COX6A1 is a gene that promotes tumor progression in the model. CCK8 assay for analyzing the effects of COX6A1 knockdown on the proliferation of A549 (A) and H1299 (B) lung adenocarcinoma cells; CCK8 assay dose–response curves of A549 (C) and H1299 (D) cells treated with different concentrations of Doramapimod; Transwell migration assay images (E) and quantification (F) showing the effects of COX6A1 knockdown on cell migration; EdU proliferation assay images (G) and quantification (H) showing the impact of COX6A1 knockdown on cell proliferation; β-galactosidase staining images (I) and quantification (J) showing the induction of cellular senescence following COX6A1 knockdown; qPCR analysis showing changes in COX6A1 (K) and migration and senescence-related genes (L) after knockdown; Western blot analysis images (M) and quantification (N) demonstrating changes in migration and senescence-related proteins. This section may be divided into subheadings. It should provide a concise and precise description of the experimental results, their interpretation, as well as the experimental conclusions that can be drawn. Compare with shNC, * p < 0.05, ** p < 0.01, *** p < 0.001.

Figure 10

COX6A1 overexpression in lung cancer cells promotes CAF infiltration. Heat maps show the correlation between COX6A1 and the expression of CAF activation-related cytokines in the TCGA LUAD dataset (A) and multiple LUAD datasets from the GEO database (B). qPCR analysis of COX6A1-knockdown lung cancer cells shows changes in the expression of TGFB2 (C), CXCL12 (D), and FGF2 (E). (F) ELISA analysis of CXCL12 levels in the culture supernatant of COX6A1-knockdown lung cancer cells. (G) A co-culture system of lung cancer cells and human embryonic lung cells WI-38. qPCR analysis of RNA expression of α-SMA (H), FN1 (I), and VIM (J) in WI-38 cells co-cultured with lung cancer cells.
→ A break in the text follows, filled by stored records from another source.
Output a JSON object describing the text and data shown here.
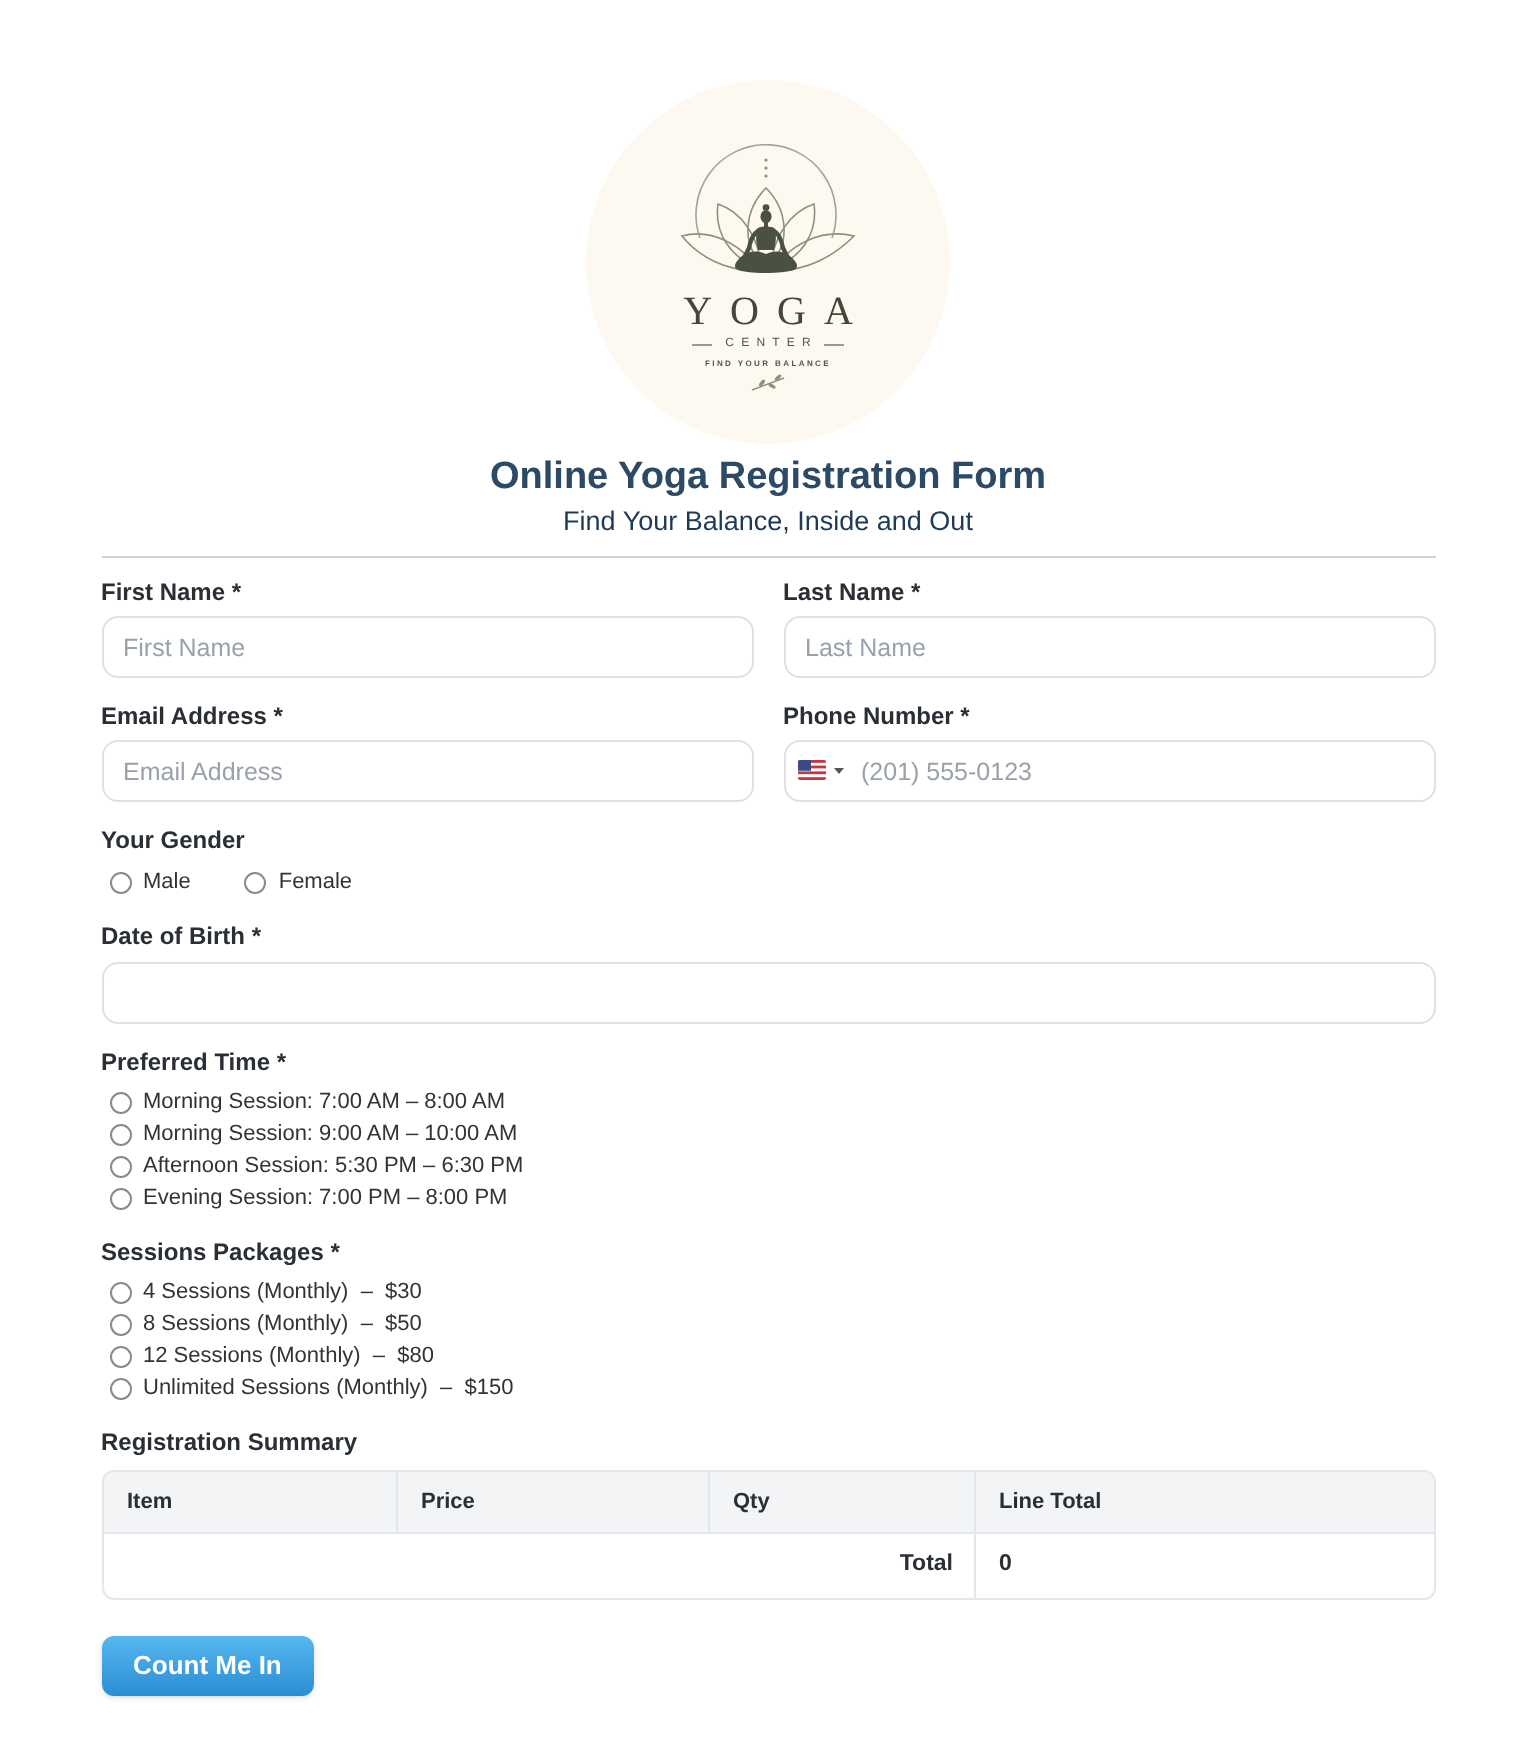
{
  "logo": {
    "title": "YOGA",
    "subtitle": "CENTER",
    "tagline": "FIND YOUR BALANCE"
  },
  "header": {
    "title": "Online Yoga Registration Form",
    "subtitle": "Find Your Balance, Inside and Out"
  },
  "sections": [
    {
      "kind": "pair",
      "fields": [
        {
          "kind": "text",
          "label": "First Name *",
          "placeholder": "First Name"
        },
        {
          "kind": "text",
          "label": "Last Name *",
          "placeholder": "Last Name"
        }
      ]
    },
    {
      "kind": "pair",
      "fields": [
        {
          "kind": "text",
          "label": "Email Address *",
          "placeholder": "Email Address"
        },
        {
          "kind": "phone",
          "label": "Phone Number *",
          "placeholder": "(201) 555-0123"
        }
      ]
    },
    {
      "kind": "radio_inline",
      "label": "Your Gender",
      "options": [
        {
          "label": "Male",
          "selected": false
        },
        {
          "label": "Female",
          "selected": false
        }
      ]
    },
    {
      "kind": "date",
      "label": "Date of Birth *"
    },
    {
      "kind": "radio_list",
      "label": "Preferred Time *",
      "options": [
        {
          "label": "Morning Session: 7:00 AM – 8:00 AM",
          "selected": false
        },
        {
          "label": "Morning Session: 9:00 AM – 10:00 AM",
          "selected": false
        },
        {
          "label": "Afternoon Session: 5:30 PM – 6:30 PM",
          "selected": false
        },
        {
          "label": "Evening Session: 7:00 PM – 8:00 PM",
          "selected": false
        }
      ]
    },
    {
      "kind": "radio_list",
      "label": "Sessions Packages *",
      "options": [
        {
          "label": "4 Sessions (Monthly)  –  $30",
          "selected": false
        },
        {
          "label": "8 Sessions (Monthly)  –  $50",
          "selected": false
        },
        {
          "label": "12 Sessions (Monthly)  –  $80",
          "selected": false
        },
        {
          "label": "Unlimited Sessions (Monthly)  –  $150",
          "selected": false
        }
      ]
    },
    {
      "kind": "summary",
      "label": "Registration Summary",
      "columns": [
        "Item",
        "Price",
        "Qty",
        "Line Total"
      ],
      "total_label": "Total",
      "total_value": "0"
    }
  ],
  "submit": {
    "label": "Count Me In"
  }
}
Immunofluorescence images (K) and quantitative results (L) showing α-SMA expression in WI-38 cells co-cultured with lung cancer cells. Transwell migration assay images (M) and quantitative results (N) show the migratory capacity of WI-38 cells co-cultured with lung cancer cells. TCGA, The Cancer Genome Atlas; LUAD, Lung Adenocarcinoma; GEO, Gene Expression Omnibus.